O presidente Luiz Inácio Lula da Silva sancionou, na sexta-feira (31), a lei que cria o Sistema Nacional de Educação (SNE) — publicada no Diário Oficial da União nesta segunda-feira (3). A proposta busca coordenar esforços entre União, estados e municípios para garantir qualidade, reduzir desigualdades e integrar políticas públicas na área educacional.
Inspirado no modelo do Sistema Único de Saúde (SUS), o SNE pretende alinhar ações, programas e investimentos de forma colaborativa, estabelecendo responsabilidades claras para cada esfera de governo. Apesar das comemorações de instituições do setor, especialistas apontam desafios na implementação e lacunas sobre o financiamento das medidas.
A criação do sistema estava prevista no Plano Nacional de Educação (PNE) de 2014, que estabelecia prazo até 2016 — um atraso de pelo menos seis anos.
A seguir, entenda os sete principais pontos da nova política pública:
- O que é o Sistema Nacional de Educação (SNE)?
O SNE é um conjunto de normas que visa integrar e articular os sistemas de ensino da União, dos estados, do Distrito Federal e dos municípios. A proposta não interfere no conteúdo pedagógico, mas define como os diferentes níveis de governo devem cooperar na execução das políticas educacionais. - Por que o SNE é importante e que problema ele resolve?

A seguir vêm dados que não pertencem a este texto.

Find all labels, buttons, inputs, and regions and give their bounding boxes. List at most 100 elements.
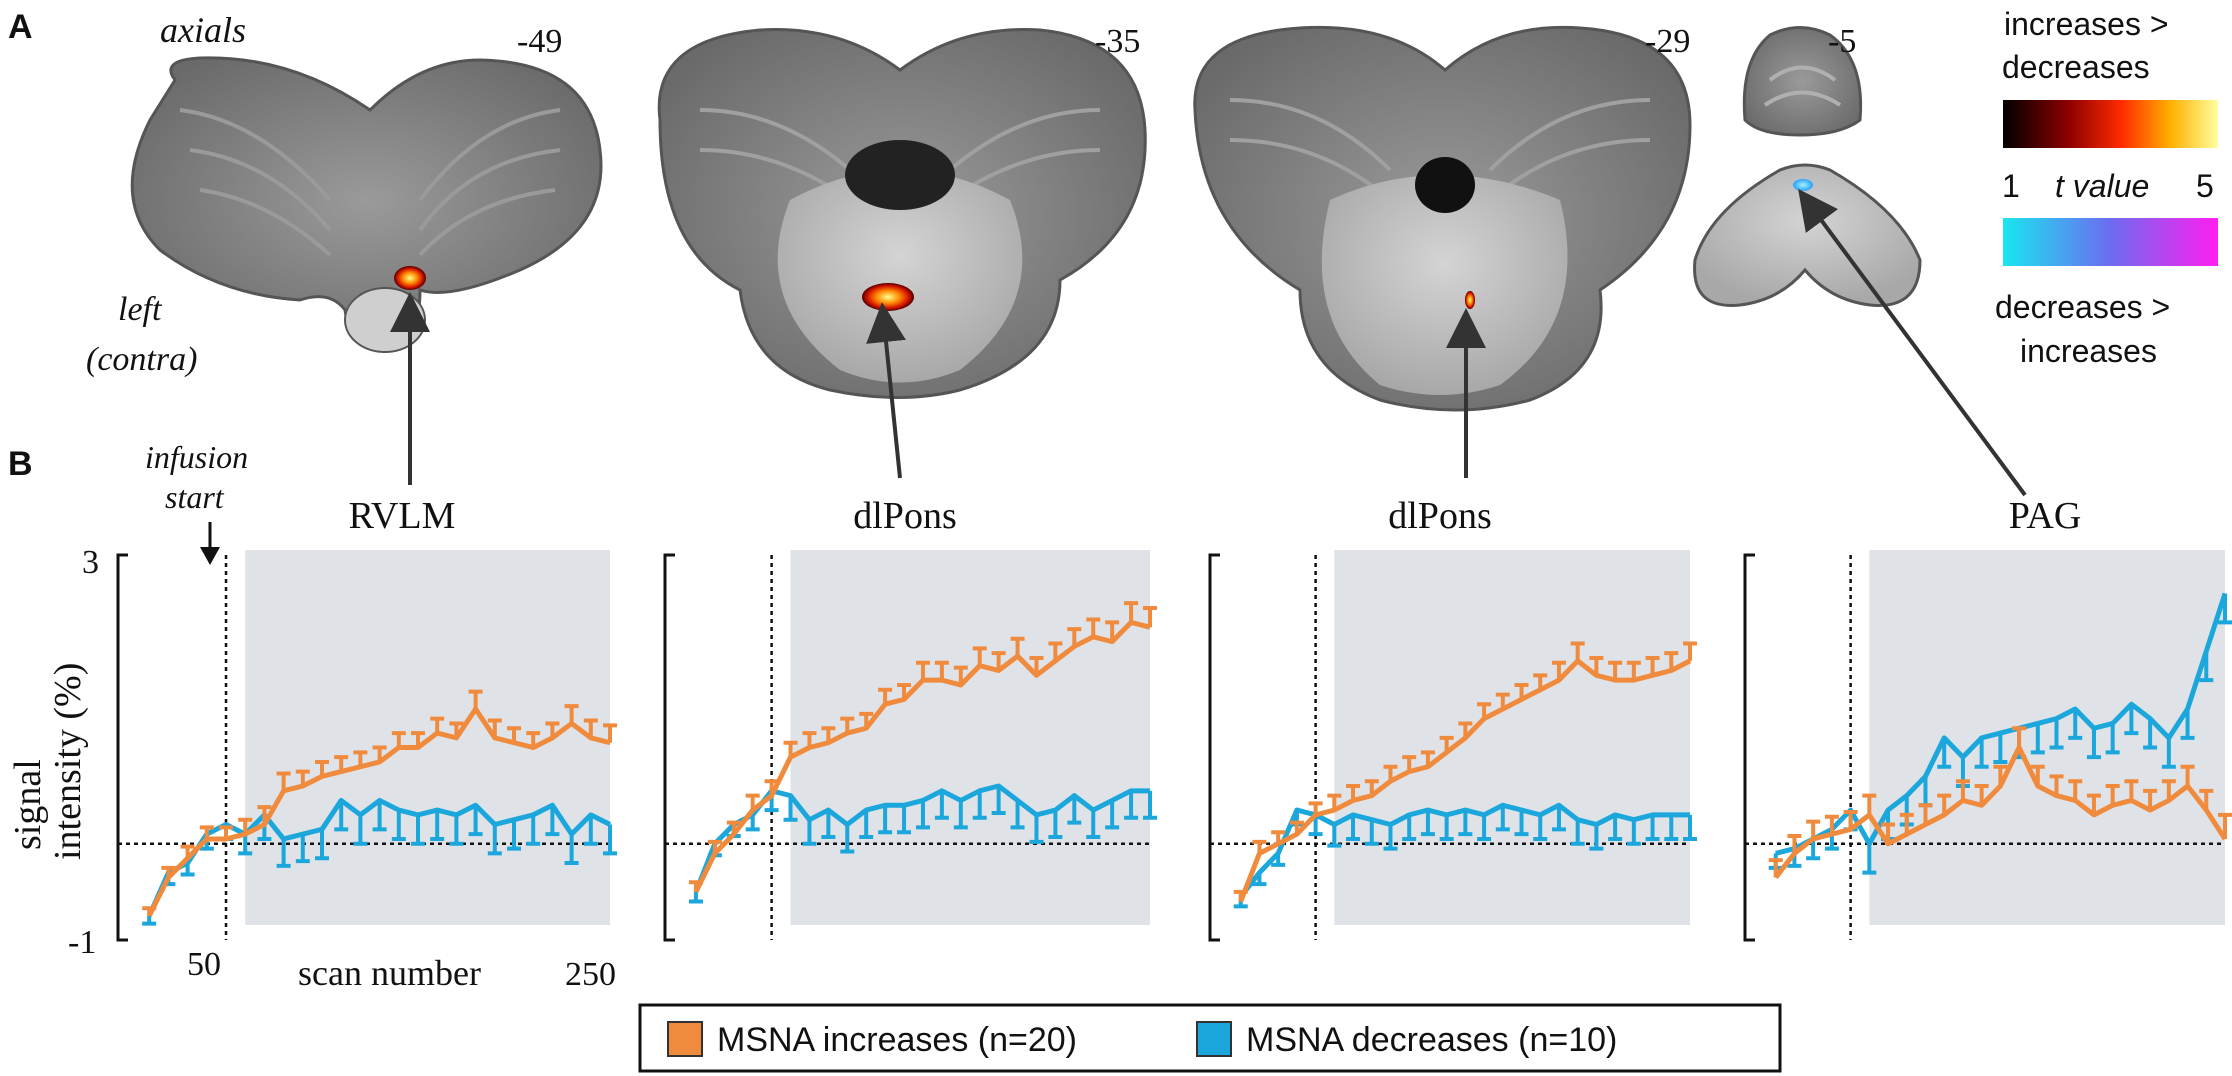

Sem o sistema, a educação brasileira opera de forma fragmentada, com políticas sobrepostas e pouca articulação. O SNE busca corrigir essa falha, promovendo planejamento conjunto e continuidade das políticas públicas, reduzindo desigualdades regionais e otimizando o uso de recursos. - O SNE vai garantir a mesma qualidade em todas as escolas?

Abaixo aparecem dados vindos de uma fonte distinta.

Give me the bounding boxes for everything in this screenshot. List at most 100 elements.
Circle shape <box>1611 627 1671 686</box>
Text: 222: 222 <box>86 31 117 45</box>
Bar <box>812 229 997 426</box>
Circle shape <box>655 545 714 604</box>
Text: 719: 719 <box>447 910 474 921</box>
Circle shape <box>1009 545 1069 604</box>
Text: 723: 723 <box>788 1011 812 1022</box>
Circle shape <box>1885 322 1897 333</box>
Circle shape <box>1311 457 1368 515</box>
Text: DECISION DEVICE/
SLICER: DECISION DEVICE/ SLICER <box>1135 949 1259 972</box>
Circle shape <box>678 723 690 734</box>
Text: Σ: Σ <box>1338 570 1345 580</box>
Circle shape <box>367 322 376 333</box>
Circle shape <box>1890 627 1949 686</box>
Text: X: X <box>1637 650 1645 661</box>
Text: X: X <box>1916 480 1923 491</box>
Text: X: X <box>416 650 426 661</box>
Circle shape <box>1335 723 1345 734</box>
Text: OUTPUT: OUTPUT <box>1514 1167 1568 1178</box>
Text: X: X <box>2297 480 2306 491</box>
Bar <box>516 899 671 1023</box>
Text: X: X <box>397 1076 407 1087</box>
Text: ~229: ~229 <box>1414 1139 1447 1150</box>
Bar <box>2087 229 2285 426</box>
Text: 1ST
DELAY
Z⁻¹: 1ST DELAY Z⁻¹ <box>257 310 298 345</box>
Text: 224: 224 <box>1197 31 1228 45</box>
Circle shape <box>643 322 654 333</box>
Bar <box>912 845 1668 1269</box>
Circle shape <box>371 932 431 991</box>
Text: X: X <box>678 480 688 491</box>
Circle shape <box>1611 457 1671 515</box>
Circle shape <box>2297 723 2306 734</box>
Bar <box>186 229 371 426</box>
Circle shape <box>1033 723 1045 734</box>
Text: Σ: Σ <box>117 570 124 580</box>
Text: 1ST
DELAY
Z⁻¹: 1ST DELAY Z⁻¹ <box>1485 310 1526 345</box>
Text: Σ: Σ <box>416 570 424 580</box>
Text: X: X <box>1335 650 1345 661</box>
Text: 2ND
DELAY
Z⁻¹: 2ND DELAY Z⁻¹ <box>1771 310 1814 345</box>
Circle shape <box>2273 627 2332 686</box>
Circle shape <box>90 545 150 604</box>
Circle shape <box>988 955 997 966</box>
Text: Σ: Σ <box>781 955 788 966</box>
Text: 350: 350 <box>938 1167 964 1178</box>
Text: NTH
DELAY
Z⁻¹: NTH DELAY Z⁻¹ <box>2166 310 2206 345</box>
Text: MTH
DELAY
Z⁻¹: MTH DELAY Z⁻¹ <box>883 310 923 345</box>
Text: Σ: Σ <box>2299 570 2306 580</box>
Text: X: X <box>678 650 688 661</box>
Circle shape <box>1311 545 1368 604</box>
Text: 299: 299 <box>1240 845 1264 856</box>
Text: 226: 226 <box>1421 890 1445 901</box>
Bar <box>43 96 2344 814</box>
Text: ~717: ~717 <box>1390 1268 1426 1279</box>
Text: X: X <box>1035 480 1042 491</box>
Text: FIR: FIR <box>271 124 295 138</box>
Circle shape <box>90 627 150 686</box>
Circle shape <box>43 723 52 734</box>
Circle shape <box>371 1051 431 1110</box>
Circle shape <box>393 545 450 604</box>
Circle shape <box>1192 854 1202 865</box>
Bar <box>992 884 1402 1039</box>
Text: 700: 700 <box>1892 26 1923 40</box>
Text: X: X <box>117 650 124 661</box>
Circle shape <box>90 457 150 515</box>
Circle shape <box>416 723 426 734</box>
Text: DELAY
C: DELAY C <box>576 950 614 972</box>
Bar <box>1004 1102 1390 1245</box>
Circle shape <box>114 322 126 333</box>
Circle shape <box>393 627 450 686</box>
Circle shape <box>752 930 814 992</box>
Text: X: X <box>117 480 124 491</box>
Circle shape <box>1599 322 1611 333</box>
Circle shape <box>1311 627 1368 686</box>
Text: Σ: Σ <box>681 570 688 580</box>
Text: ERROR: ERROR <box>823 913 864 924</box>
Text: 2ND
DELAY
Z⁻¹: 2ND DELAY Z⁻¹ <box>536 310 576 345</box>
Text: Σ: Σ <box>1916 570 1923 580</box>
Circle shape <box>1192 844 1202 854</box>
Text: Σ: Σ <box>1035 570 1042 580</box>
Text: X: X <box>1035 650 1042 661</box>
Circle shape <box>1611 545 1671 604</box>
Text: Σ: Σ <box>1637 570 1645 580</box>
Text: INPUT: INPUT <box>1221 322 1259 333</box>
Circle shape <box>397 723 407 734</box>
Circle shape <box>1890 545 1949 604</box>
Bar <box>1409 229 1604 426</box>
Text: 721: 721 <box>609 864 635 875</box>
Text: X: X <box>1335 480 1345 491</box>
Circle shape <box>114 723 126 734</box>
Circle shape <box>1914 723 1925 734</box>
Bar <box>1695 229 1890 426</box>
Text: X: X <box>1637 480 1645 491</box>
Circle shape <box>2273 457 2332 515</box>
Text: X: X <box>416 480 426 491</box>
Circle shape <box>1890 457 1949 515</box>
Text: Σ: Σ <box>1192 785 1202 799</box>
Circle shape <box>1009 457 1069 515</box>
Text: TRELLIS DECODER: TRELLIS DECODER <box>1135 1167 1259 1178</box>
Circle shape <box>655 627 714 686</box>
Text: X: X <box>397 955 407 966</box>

Um dos pilares do sistema é a definição de padrões nacionais mínimos de qualidade para a educação básica — como infraestrutura adequada, formação docente e tamanho máximo de turma. Esses parâmetros servirão como referência para que todas as redes avancem de forma mais equitativa. - Como o SNE garante financiamento suficiente?
A lei institui o Custo Aluno Qualidade (CAQ) como referência de investimento por estudante. O CAQ servirá para orientar o financiamento e a ação redistributiva da União, de acordo com padrões mínimos pactuados entre os entes federados.
Entidades como o Todos Pela Educação consideram o avanço positivo, mas alertam para a falta de clareza sobre a metodologia de cálculo e os impactos financeiros para estados e municípios.
- O que muda na gestão entre União, estados e municípios?
A principal inovação é a criação de Comissões Intergestores, inspiradas no modelo do SUS.
A Comissão Intergestores Tripartite da Educação (Cite), de âmbito nacional, definirá responsabilidades e aprovará o cálculo do CAQ.
As Comissões Intergestores Bipartites (Cibes), estaduais, cuidarão da articulação entre governos estaduais e municipais.
Esses espaços formais permitirão negociações conjuntas e maior coordenação nas políticas públicas.
- O que muda para o estudante e na gestão dos dados escolares?
O SNE cria a Infraestrutura Nacional de Dados da Educação (Inde), que integrará e protegerá informações educacionais.
O CPF passa a ser o Identificador Nacional Único do Estudante (Inue) — permitindo acompanhar a trajetória de cada aluno, da creche ao ensino superior, e facilitando políticas de busca ativa contra evasão escolar. - Quando o sistema entra em vigor?
A lei já está em vigor desde a publicação, mas as mudanças serão implementadas gradualmente.
As comissões intergestoras devem ser criadas em até 90 dias.
Estados e municípios terão até dois anos para adequar suas normas e estruturas.
Com isso, os efeitos práticos do SNE serão percebidos progressivamente, à medida que as instâncias federativas ajustem seus sistemas de gestão e financiamento.
O Sistema Nacional de Educação representa um marco histórico na tentativa de integrar a gestão da educação pública no país. Especialistas avaliam que, se bem implementado, pode corrigir distorções estruturais e aproximar o Brasil de um modelo de educação pública equitativa e sustentável.